6. In this connection, we are of the considered view that this Tribunal is a creature of the law namely Customs Act, 1962 etc. Section 129A(l)(a) thereof clearly lays down that the jurisdiction of this Tribunal would only commence when an order by a Commissioner of Customs acting as an adjudicating authority is agitated before it. In this case, the order even of the Commissioner of Customs, as we have found above, is only an interim order of provisional assessment and provisional release. Therefore, the appellants have not been able to cross the first bridge of provisions of Section 129A(l)(a) before us, inasmuch as that the cause of action is not satisfied in terms of availability of this Tribunal's jurisdiction under law. The learned advocate has prayed for an order under Rule 41 of the CEGAT (Procedure) Rules. We find ourselves unable to accede to his request for consideration of this prayer as this rule is subordinate to Section 129A(1)(2) and only after it is found by us that the Tribunal has jurisdiction under this section that we can consider any prayer under Rule 41 etc. In this connection, we find that this issue has already been considered by the Tribunal in the case of Ahura Chemical Products Pvt. Ltd. cited supra, wherein it was held that an order of provisional assessment under Central Excise Act would be an order of interim in nature and therefore, would not be appealable before the Tribunal. Section 129A is pari materia to Section 35B of the Central Excise Act and therefore, we find that since here also the provisional assessment is involved, therefore, the ratio of the said decision would clearly be applicable to the facts of this case.

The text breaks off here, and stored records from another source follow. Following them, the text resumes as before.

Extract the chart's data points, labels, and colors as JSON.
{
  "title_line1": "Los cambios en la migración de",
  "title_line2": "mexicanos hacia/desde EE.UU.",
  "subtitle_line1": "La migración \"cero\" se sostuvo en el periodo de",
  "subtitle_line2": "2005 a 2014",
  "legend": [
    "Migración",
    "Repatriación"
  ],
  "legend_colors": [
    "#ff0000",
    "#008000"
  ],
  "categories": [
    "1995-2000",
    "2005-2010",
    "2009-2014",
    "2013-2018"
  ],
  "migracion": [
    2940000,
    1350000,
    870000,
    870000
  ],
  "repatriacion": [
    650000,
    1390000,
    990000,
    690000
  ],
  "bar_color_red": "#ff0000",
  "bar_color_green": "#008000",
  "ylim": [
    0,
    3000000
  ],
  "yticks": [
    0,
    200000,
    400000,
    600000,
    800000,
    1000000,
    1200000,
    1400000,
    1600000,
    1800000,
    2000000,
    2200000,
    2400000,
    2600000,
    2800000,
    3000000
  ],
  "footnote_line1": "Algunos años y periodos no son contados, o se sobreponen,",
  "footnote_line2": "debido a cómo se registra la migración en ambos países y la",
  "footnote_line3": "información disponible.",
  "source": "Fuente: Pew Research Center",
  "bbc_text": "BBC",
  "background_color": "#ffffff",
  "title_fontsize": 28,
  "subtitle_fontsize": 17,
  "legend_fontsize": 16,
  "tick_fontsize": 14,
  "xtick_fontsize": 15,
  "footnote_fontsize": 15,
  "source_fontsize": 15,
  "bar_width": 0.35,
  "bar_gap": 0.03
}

7. In view of the above analysis and findings, with great respect, we are unable to entertain and admit this appeal before us. Hence, following the ratio of the above decision, we have no other alternative under law but to reject this appeal on the ground of non-maintainability due to lack of jurisdiction.
8. The Miscellaneous application is also disposed of accordingly.
(Pronounced & dictated in the open court).